06/06/14

Exposition Manger des yeux, Dinard, Villa Les Roches Brunes

Manger des yeux 
Villa Les Roches Brunes, Dinard 
7 juin - 7 septembre 2014 

A la Villa Les Roches Brunes, à Dinard, l’exposition « Manger des yeux » pose la question du caractère délibéré et donc signifiant, de la mise en scène de la nourriture par ceux qui la préparent. Cette « mise en assiette » traduit, à chaque époque de l’histoire, l’impact des usages, des conventions, des modes, mais aussi de la sensibilité de ceux qui font la cuisine.
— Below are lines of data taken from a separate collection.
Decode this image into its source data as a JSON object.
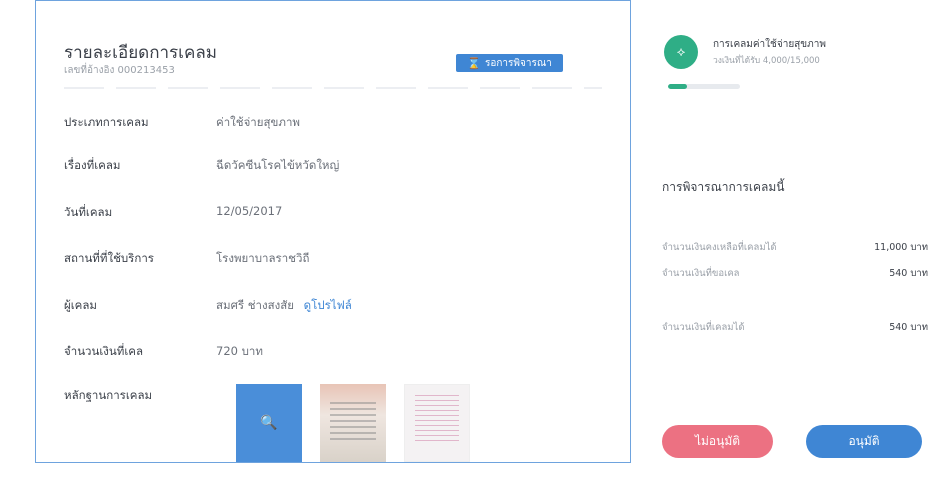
{
  "detail": {
    "title": "รายละเอียดการเคลม",
    "reference": "เลขที่อ้างอิง 000213453",
    "status": "รอการพิจารณา",
    "rows": [
      {
        "label": "ประเภทการเคลม",
        "value": "ค่าใช้จ่ายสุขภาพ"
      },
      {
        "label": "เรื่องที่เคลม",
        "value": "ฉีดวัคซีนโรคไข้หวัดใหญ่"
      },
      {
        "label": "วันที่เคลม",
        "value": "12/05/2017"
      },
      {
        "label": "สถานที่ที่ใช้บริการ",
        "value": "โรงพยาบาลราชวิถี"
      },
      {
        "label": "ผู้เคลม",
        "value": "สมศรี ช่างสงสัย",
        "link": "ดูโปรไฟล์"
      },
      {
        "label": "จำนวนเงินที่เคล",
        "value": "720 บาท"
      },
      {
        "label": "หลักฐานการเคลม",
        "value": ""
      }
    ],
    "evidence_icon": "zoom-icon"
  },
  "summary": {
    "claim_type": "การเคลมค่าใช้จ่ายสุขภาพ",
    "budget": "วงเงินที่ได้รับ 4,000/15,000",
    "progress": 0.27,
    "icon": "dumbbell-icon",
    "heading": "การพิจารณาการเคลมนี้",
    "rows": [
      {
        "label": "จำนวนเงินคงเหลือที่เคลมได้",
        "amount": "11,000 บาท"
      },
      {
        "label": "จำนวนเงินที่ขอเคล",
        "amount": "540 บาท"
      },
      {
        "label": "จำนวนเงินที่เคลมได้",
        "amount": "540 บาท"
      }
    ]
  },
  "actions": {
    "reject": "ไม่อนุมัติ",
    "approve": "อนุมัติ"
  },
  "colors": {
    "accent": "#3f86d4",
    "reject": "#ec7182",
    "progress": "#2fae86"
  }
}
C’est la raison pour laquelle l’exposition évoque les figures d’un certain nombre de chefs qui, parti pris géographique faisant, se rattachent à l’histoire de la cuisine en Bretagne.

Se démarque, tout d’abord, la figure étonnante et trop souvent oubliée d’Edouard Nignon. Né à Nantes en 1865, il entre, à l’âge de 9 ans, en apprentissage dans un restaurant de cette ville, le Cambronne. Bientôt la Bretagne ne lui suffit plus. Muni d’une lettre de recommandation, il se rend à Paris où il travaille dans les plus grandes maisons. Il est chef entremettier pour l’exposition universelle de 1889, puis chef rôtisseur au Lapérouse. Se sentant à l’étroit dans la capitale, il se laisse gagner par l’appel de l’Europe où la nouveauté vient aussi de l’Est. Le voilà à Vienne puis à Saint- Pétersbourg où, en 1896, il organise le banquet du sacre du tsar Nicolas II. Fortune faite, il retourne en France en 1908 et achète le célèbre restaurant Larue, place de la Madeleine. Il meurt en 1934, à Bréal-sous-Monfort, près de Rennes.

À l’autre bout de la chaîne, se distinguent un des plus illustres chefs bretons de Paris, Alain Passard, né à La Guerche-de-Bretagne, à une vingtaine de kilomètres de Vitré, ainsi que l’ensemble des chefs étoilés du département d’Ille-et-Vilaine, selon le fameux classement du Guide Michelin : Julien Lemarié à Rennes, Sylvain Guillemot à Acigné, David Etcheverry à Saint-Grégoire, Luc Mobihan à Saint-Servan, Olivier Guérin à Saint-Méloir, Jean-Philippe Foucat à Saint-Malo, Olivier Roellinger et Raphaël Fumio Kudaka à Cancale. Tous ces cuisiniers ont été invités à réaliser la même recette de la salade dinardaise, consignée par Edouard Nignon dans son Les Plaisirs de la table, paru en 1930. Leurs réalisations, photographiées par Franck Hamel, permettront aux visiteurs de mesurer la très grande diversité des points de vue sur la mise en oeuvre des mêmes ingrédients de base par des cuisiniers différents. Leur juxtaposition permet ainsi de prendre la mesure de l’importance de la manière non seulement de présenter la nourriture mais aussi de la représenter.

C’est la question que posent, de façon générale, toutes les représentations d’une préparation culinaire ou des produits qui la composent, qu’elles soient destinées à sa description (dans des livres de cuisine ou dans des revues) ou à sa promotion par la publicité, sur tous les supports, y compris aujourd’hui sur Internet. C’est pourquoi seront présentées des affiches et des photographies de produits alimentaires, en l’occurrence bretons. La « réclame » s’est emparée, de façon très précoce, des produits de l’agriculture et de la pêche. Dans la France de la fin du XIXe, Jossot, célèbre caricaturiste, crée une affiche pour les sardines Amieux-Frères. Par la suite, la publicité vantera, dans la France de la Reconstruction, les mérites du petit pois « né en Bretagne ». Un pli était pris et les campagnes de promotion des productions agricoles de cette région, se multiplient, mobilisant, avec subtilité, des codes divers de représentation, oscillant entre le minimalisme et l’opulence.

La cuisine est un art en ce qu’elle agence, avec invention, avec raffinement, avec préciosité parfois, des ingrédients dont l’association n’est dictée par peu de nécessité matérielle. Elle exprime donc une véritable culture. Cette culture se traduit également dans la présentation des mets mais aussi dans leur représentation. Certains chefs, comme Alain Passard, n’hésitent pas à aller plus loin encore, dans la logique de la représentation artistique des ingrédients de leur cuisine. Ils ne les confient pas seulement à des tiers, photographes, mais s’engagent dans la production d’oeuvres, des collages ou des sculptures, donc, les évoquant avec poésie.

C’est à ce point de l’évolution de la représentation de la nourriture que l’exposition de la villa Les Roches Brunes rejoint celle du Palais des arts et du festival : Le festin de l'art.